Georgetown University is ready to atone for its sins – and wants to start by formally apologizing for the school's past reliance on slavery.
President of the Washington DC-based school John J. DeGioia will deliver the apology on Thursday afternoon – and announce a number of initiatives designed to start making right on the wrongs of the past.
For example, the university plans to establish an institute dedicated to the study of slavery, launch an admissions program which will award preferential status to descendants of slaves, and erect a monument in memory of the slaves who worked, were bought and then sold for the benefit of Georgetown.
The committee stopped short of offering scholarships for those descendants
Georgetown, a private research university, was founded in 1789 and is the oldest Catholic and Jesuit higher education institution in the country.
Last year, DeGioia launched the Working Group on Slavery, Memory, and Reconciliation, a "sustained and long-term process to engage the historical role of our University in the institution of slavery and its legacies in our nation," according to the school's website.
These days, a place at Georgetown University is coveted and costs nearly $50,000 a year. The school's modern-day success, however, can be traced back to one autumn morning in 1838. Back then, the Jesuits owned hundreds of slaves, many of whom worked the tobacco fields close to a Jesuit cemetery in St Inigoes, Maryland a little over an hour from DC.
That morning in 1838, 272 people—men, women and children—were sold for a total of $3.3 million (in modern currency), loaded onto a cargo boat, and shipped out to the plantations of the south.
A significant portion of that money made from the sale of slaves was allocated towards Georgetown, which was broke at the time, and helped catapult the institution into success.
At least 12 other universities have also publicly addressed their histories with slavery.
Craig Steven Wilder, a historian at MIT told the New York Times that, as far as he was aware, Georgetown is so far the only school to offer a preferential admissions award to descendants of slaves.

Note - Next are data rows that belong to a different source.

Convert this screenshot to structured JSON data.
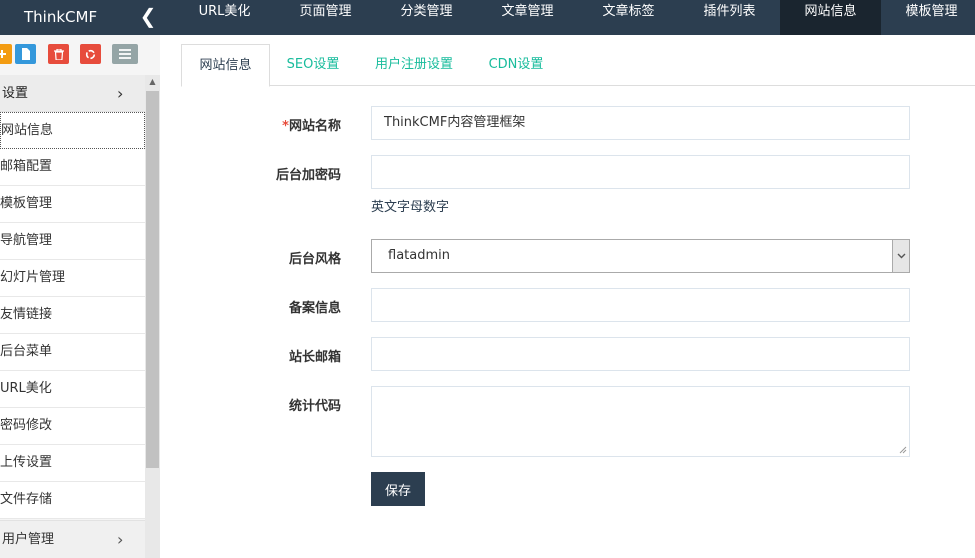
{
  "header": {
    "brand": "ThinkCMF",
    "collapse_icon": "chevron-left-icon",
    "nav": [
      "URL美化",
      "页面管理",
      "分类管理",
      "文章管理",
      "文章标签",
      "插件列表",
      "网站信息",
      "模板管理"
    ],
    "active_nav": "网站信息"
  },
  "sidebar": {
    "shortcuts": [
      {
        "icon": "plus-icon",
        "color": "#f39c12"
      },
      {
        "icon": "file-icon",
        "color": "#3498db"
      },
      {
        "icon": "trash-icon",
        "color": "#e74c3c"
      },
      {
        "icon": "recycle-icon",
        "color": "#e74c3c"
      },
      {
        "icon": "list-icon",
        "color": "#95a5a6"
      }
    ],
    "section_title": "设置",
    "items": [
      "网站信息",
      "邮箱配置",
      "模板管理",
      "导航管理",
      "幻灯片管理",
      "友情链接",
      "后台菜单",
      "URL美化",
      "密码修改",
      "上传设置",
      "文件存储"
    ],
    "active_item": "网站信息",
    "footer_section": "用户管理"
  },
  "tabs": [
    "网站信息",
    "SEO设置",
    "用户注册设置",
    "CDN设置"
  ],
  "active_tab": "网站信息",
  "form": {
    "site_name_label": "网站名称",
    "site_name_required_mark": "*",
    "site_name_value": "ThinkCMF内容管理框架",
    "admin_code_label": "后台加密码",
    "admin_code_value": "",
    "admin_code_help": "英文字母数字",
    "admin_style_label": "后台风格",
    "admin_style_value": "flatadmin",
    "icp_label": "备案信息",
    "icp_value": "",
    "webmaster_email_label": "站长邮箱",
    "webmaster_email_value": "",
    "stat_code_label": "统计代码",
    "stat_code_value": "",
    "save_label": "保存"
  },
  "colors": {
    "topbar": "#2c3e50",
    "topbar_active": "#1a252f",
    "tab_link": "#18bc9c",
    "primary_button": "#2c3e50"
  }
}
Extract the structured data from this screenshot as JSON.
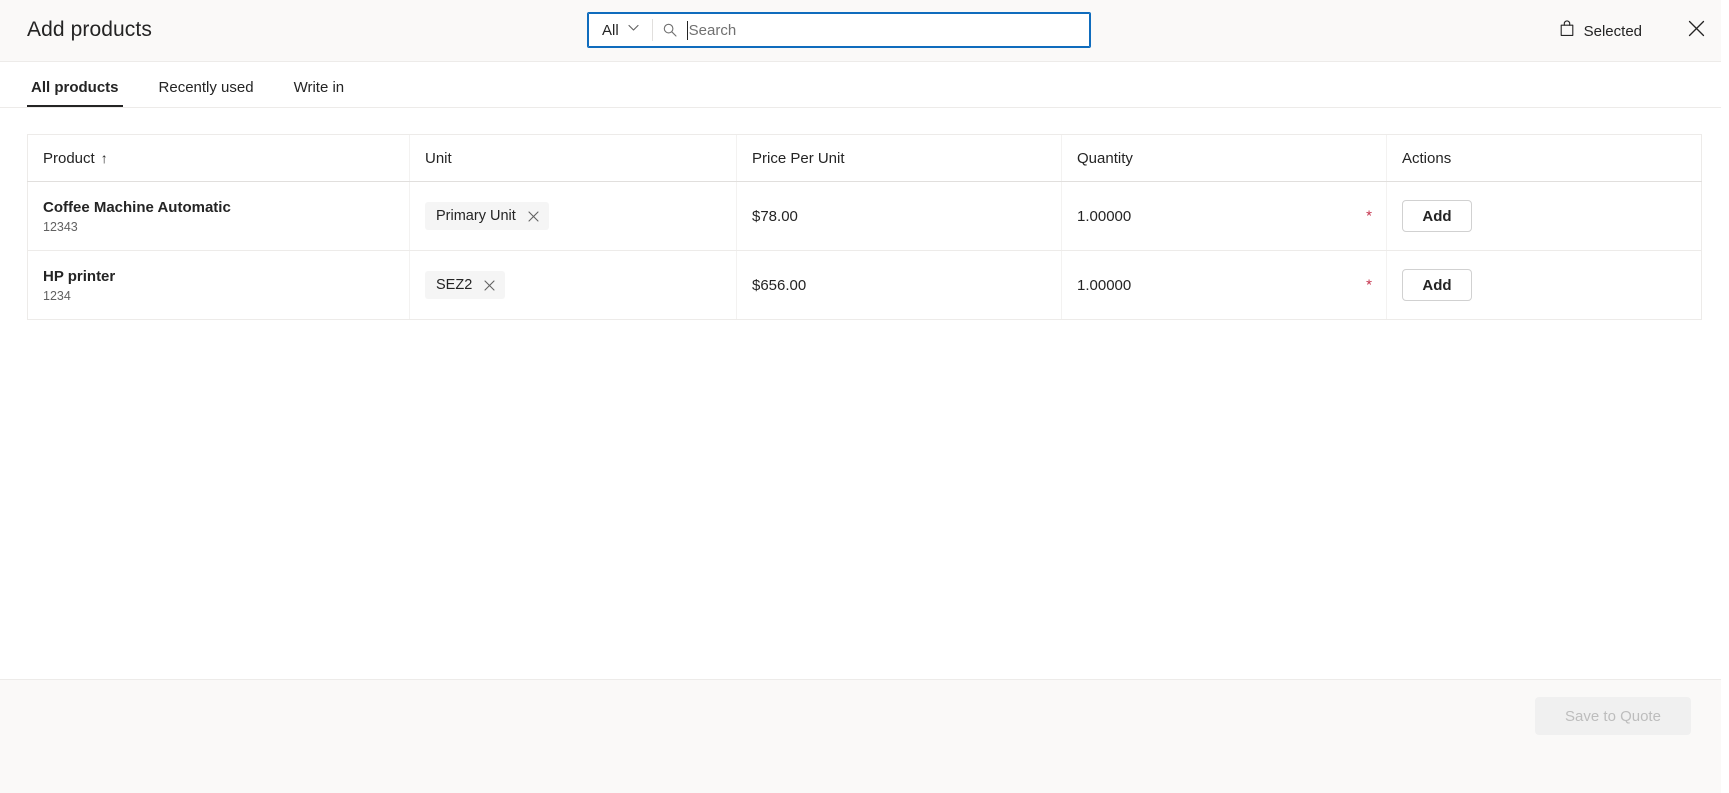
{
  "header": {
    "title": "Add products",
    "search": {
      "scope_selected": "All",
      "scope_icon": "chevron-down-icon",
      "magnifier_icon": "search-icon",
      "placeholder": "Search",
      "value": ""
    },
    "selected_button": {
      "label": "Selected",
      "icon": "shopping-bag-icon"
    },
    "close_icon": "close-icon"
  },
  "tabs": [
    {
      "label": "All products",
      "active": true
    },
    {
      "label": "Recently used",
      "active": false
    },
    {
      "label": "Write in",
      "active": false
    }
  ],
  "table": {
    "columns": [
      {
        "label": "Product",
        "sort_indicator": "↑"
      },
      {
        "label": "Unit",
        "sort_indicator": ""
      },
      {
        "label": "Price Per Unit",
        "sort_indicator": ""
      },
      {
        "label": "Quantity",
        "sort_indicator": ""
      },
      {
        "label": "Actions",
        "sort_indicator": ""
      }
    ],
    "rows": [
      {
        "product_name": "Coffee Machine Automatic",
        "product_id": "12343",
        "unit_chip": "Primary Unit",
        "unit_chip_remove_icon": "close-icon",
        "price_per_unit": "$78.00",
        "quantity": "1.00000",
        "quantity_required_marker": "*",
        "action_label": "Add"
      },
      {
        "product_name": "HP printer",
        "product_id": "1234",
        "unit_chip": "SEZ2",
        "unit_chip_remove_icon": "close-icon",
        "price_per_unit": "$656.00",
        "quantity": "1.00000",
        "quantity_required_marker": "*",
        "action_label": "Add"
      }
    ]
  },
  "footer": {
    "save_label": "Save to Quote",
    "save_disabled": true
  },
  "colors": {
    "accent": "#0f6cbd",
    "required": "#c4314b",
    "header_bg": "#faf9f8",
    "border": "#edebe9",
    "text": "#242424",
    "muted_text": "#616161",
    "chip_bg": "#f5f5f5",
    "disabled_button_bg": "#f0f0f0",
    "disabled_button_text": "#bdbdbd"
  }
}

When the Movement for Black Lives – a coalition of 50 organization within the #BlackLivesMatter movement – released a policy platform last month, their demands addressed the issue of race and higher education.
"This move by Georgetown represents the beginning of what we might call a "climate shift," said Professor Frank Leon Roberts from New York University. Roberts teaches a course on Black Lives Matter. "One of the things that the movement for black lives has succeeded in doing is creating a political atmosphere wherein ideas that once seemed outrageous...now seems safe and common sensical."